2023-01-11
O SCRIPT, A TEORIA PROVOCATIVA, SATIE E OS PROPÓSITOS PARA O ANO


Risoleta C Pinto Pedro



Uma crónica emaranhada sobre o emaranhamento que é a vida. Bert Hellinger é a chave com que abro hoje a teia que a vida tece. Padre, teólogo, missionário, psicoterapeuta, passou por várias experiências como a terapia familiar e o psicodrama, até chegar à constelação sistémica e lentamente a ir transformando naquilo que é hoje: uma poderosa ferramenta de consciência e terapia sistémica, usada individualmente, ou em grupos como empresas, meio judicial, saúde, educação, com resultados inequívocos. De qualquer modo, não nasceu do nada. A teoria do script é um dos princípios subjacentes: a existência de uma espécie de guião a que obedecemos inconsciente e cegamente ao longo da nossa vida. Não pode ser confundido com destino, pois não se vê aqui uma origem transcendente no sentido do divino, mas uma espécie de princípio de fidelidade inconsciente aos que nos antecederam, ainda que nem sequer saibamos da sua existência. Um tipo de amor que perpetua os que já partiram, mas um amor que não liberta, antes acorrenta. Algo designado como “lealdades cegas”. Até que o seu poder oculto seja revelado. O que é que isto tem a ver com Erik Satie? É que nestas terapias atrás mencionadas podemos, por vezes, encontrar aquilo que se designa como atitude provocativa do terapeuta. Não é insultuosa nem desrespeitadora, mas abana. E esta ideia faz-me voar velozmente até Satie, que para além de compositor e músico, também escreveu, e que num dos seus irreverentes textos das Memórias de um Amnésico, escreve algo que cito de cor, mas muito fiel ao original. Contando (ou inventando…) o que lhe disse o seu médico, transcreve:

O meu amigo fume, fume! Se não o fizer, outro o fará por si!

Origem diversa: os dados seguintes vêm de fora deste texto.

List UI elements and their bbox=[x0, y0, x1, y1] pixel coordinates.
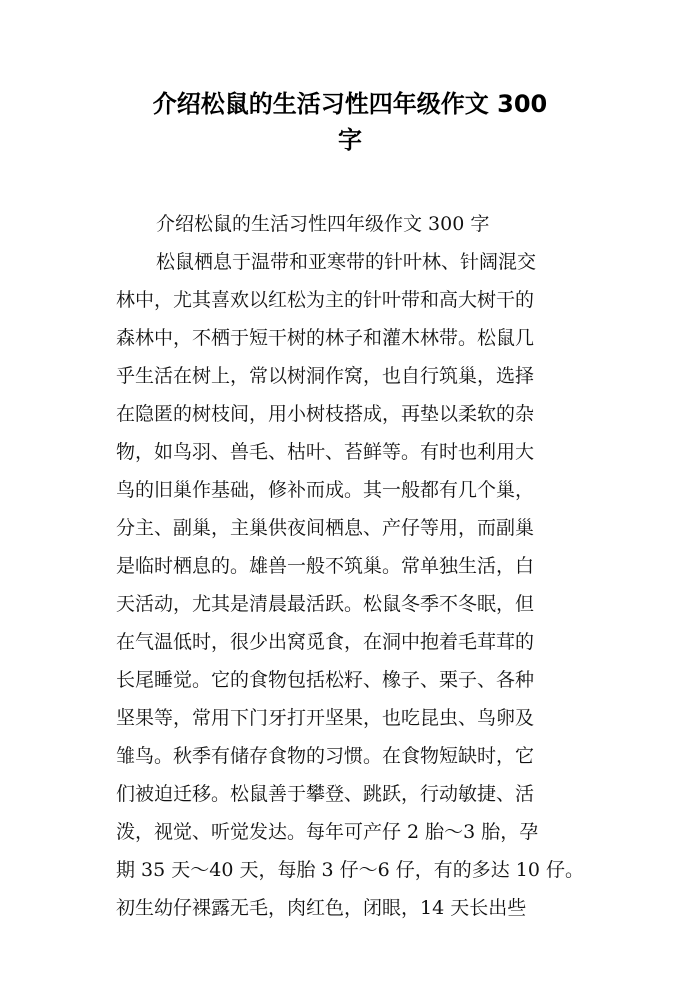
title-line-1: 介绍松鼠的生活习性四年级作文 300 bbox=[152, 90, 548, 118]
paragraph-line: 天活动，尤其是清晨最活跃。松鼠冬季不冬眠，但 bbox=[116, 593, 535, 615]
paragraph-line: 坚果等，常用下门牙打开坚果，也吃昆虫、鸟卵及 bbox=[116, 707, 535, 729]
paragraph-line: 鸟的旧巢作基础，修补而成。其一般都有几个巢， bbox=[116, 479, 535, 501]
paragraph-line: 在隐匿的树枝间，用小树枝搭成，再垫以柔软的杂 bbox=[116, 403, 535, 425]
paragraph-line: 松鼠栖息于温带和亚寒带的针叶林、针阔混交 bbox=[156, 251, 537, 273]
paragraph-line: 在气温低时，很少出窝觅食，在洞中抱着毛茸茸的 bbox=[116, 631, 535, 653]
document-title bbox=[0, 86, 700, 158]
paragraph-line: 物，如鸟羽、兽毛、枯叶、苔鲜等。有时也利用大 bbox=[116, 441, 535, 463]
paragraph-line: 们被迫迁移。松鼠善于攀登、跳跃，行动敏捷、活 bbox=[116, 783, 535, 805]
paragraph-line: 泼，视觉、听觉发达。每年可产仔 2 胎～3 胎，孕 bbox=[116, 821, 539, 843]
paragraph-line: 雏鸟。秋季有储存食物的习惯。在食物短缺时，它 bbox=[116, 745, 535, 767]
paragraph-line: 期 35 天～40 天，每胎 3 仔～6 仔，有的多达 10 仔。 bbox=[116, 859, 585, 881]
paragraph-line: 林中，尤其喜欢以红松为主的针叶带和高大树干的 bbox=[116, 289, 535, 311]
document-body bbox=[116, 205, 596, 927]
paragraph-line: 初生幼仔裸露无毛，肉红色，闭眼，14 天长出些 bbox=[116, 897, 527, 919]
paragraph-line: 森林中，不栖于短干树的林子和灌木林带。松鼠几 bbox=[116, 327, 535, 349]
document-subtitle: 介绍松鼠的生活习性四年级作文 300 字 bbox=[156, 213, 490, 235]
paragraph-line: 长尾睡觉。它的食物包括松籽、橡子、栗子、各种 bbox=[116, 669, 535, 691]
title-line-2: 字 bbox=[338, 126, 362, 154]
paragraph-line: 是临时栖息的。雄兽一般不筑巢。常单独生活，白 bbox=[116, 555, 535, 577]
paragraph-line: 分主、副巢，主巢供夜间栖息、产仔等用，而副巢 bbox=[116, 517, 535, 539]
paragraph-line: 乎生活在树上，常以树洞作窝，也自行筑巢，选择 bbox=[116, 365, 535, 387]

Que sabedoria nesta irreverente ironia! Não adianta, a quem não pretenda emendar caminho, dizer-se-lhe o que deve fazer. É como se houvesse um guião que o impulsiona para o abismo. Se não for ele, será outro. Mas a teia que a constelação sistémica dá a ver mostra, sem julgamentos, de onde vem a obediência cega: de uma amor familiar equivocado que não liberta, mas destrói.

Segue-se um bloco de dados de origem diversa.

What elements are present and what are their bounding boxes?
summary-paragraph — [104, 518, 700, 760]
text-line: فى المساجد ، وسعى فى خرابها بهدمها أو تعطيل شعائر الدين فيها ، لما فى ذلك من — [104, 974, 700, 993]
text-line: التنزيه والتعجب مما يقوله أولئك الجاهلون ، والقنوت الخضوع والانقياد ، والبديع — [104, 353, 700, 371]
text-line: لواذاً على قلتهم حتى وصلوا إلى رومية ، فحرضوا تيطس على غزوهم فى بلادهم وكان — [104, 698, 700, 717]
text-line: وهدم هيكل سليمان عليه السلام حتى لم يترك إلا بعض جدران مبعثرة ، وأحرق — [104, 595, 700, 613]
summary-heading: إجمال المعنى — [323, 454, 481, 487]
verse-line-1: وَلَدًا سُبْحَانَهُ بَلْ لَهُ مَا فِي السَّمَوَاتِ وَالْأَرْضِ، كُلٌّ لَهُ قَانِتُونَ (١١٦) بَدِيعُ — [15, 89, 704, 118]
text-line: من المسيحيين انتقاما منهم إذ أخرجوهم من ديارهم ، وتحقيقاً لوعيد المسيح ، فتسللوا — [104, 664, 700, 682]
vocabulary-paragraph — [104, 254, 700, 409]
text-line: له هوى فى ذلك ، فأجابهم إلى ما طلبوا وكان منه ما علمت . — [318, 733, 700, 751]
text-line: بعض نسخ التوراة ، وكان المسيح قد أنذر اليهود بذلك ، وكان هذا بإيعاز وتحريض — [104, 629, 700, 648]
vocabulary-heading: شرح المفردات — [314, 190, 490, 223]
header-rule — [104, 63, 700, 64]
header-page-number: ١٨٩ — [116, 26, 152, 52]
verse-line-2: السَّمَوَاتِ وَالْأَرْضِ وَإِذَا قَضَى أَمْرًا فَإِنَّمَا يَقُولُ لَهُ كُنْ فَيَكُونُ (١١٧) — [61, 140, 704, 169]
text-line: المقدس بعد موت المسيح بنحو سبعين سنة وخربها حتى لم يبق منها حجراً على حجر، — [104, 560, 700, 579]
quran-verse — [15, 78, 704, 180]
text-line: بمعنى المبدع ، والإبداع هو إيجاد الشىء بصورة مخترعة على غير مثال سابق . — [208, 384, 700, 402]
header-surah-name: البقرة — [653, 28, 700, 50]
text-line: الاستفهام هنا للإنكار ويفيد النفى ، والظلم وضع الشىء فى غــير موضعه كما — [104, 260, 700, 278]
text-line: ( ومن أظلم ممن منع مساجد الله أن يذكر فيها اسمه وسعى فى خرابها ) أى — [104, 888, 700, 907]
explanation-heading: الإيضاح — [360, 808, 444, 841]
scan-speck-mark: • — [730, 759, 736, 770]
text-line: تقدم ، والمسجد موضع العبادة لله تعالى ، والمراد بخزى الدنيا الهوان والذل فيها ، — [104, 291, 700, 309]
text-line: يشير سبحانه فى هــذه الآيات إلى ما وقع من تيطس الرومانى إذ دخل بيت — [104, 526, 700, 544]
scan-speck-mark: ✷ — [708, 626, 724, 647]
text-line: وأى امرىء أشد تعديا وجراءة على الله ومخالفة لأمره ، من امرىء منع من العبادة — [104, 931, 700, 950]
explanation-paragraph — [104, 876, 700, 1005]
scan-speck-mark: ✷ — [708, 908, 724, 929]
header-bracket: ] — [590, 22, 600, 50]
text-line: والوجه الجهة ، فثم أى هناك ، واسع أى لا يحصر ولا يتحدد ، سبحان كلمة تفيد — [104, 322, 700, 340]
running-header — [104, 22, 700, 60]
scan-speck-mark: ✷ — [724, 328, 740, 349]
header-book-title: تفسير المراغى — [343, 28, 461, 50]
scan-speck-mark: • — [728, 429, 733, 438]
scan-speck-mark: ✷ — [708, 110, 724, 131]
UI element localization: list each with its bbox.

Uma querida amiga dizia-me, no outro dia, que tinha deixado de escrever os propósitos para o ano, que não valia a pena. No que concordei totalmente com ela. Deixemos os propósitos, passemos às práticas. Neste momento de reinício, quer faça ou não sentido que o estabeleçamos nesta data, momento importante quanto mais não seja pela tremenda egrégora que nesta passagem se cria, vale a pena olhar para trás, guardar tudo o que valeu a pena (e atenção!, que muita dor pode ter valido a pena pela aprendizagem), guardar a aprendizagem, agradecer à dor que nos desperta, desemaranhar os equívocos e elevar o amor que nos recria. Sentir a presença de todos aqueles sem os quais não seríamos ninguém e passar às práticas que possam contribuir para o bem geral. Sem nos esquecermos de incluir aquele que muitas vezes é esquecido: nós mesmos. Que vagueamos pela vida entre extremos: ora nos hipervalorizamos, ora nos desprezamos.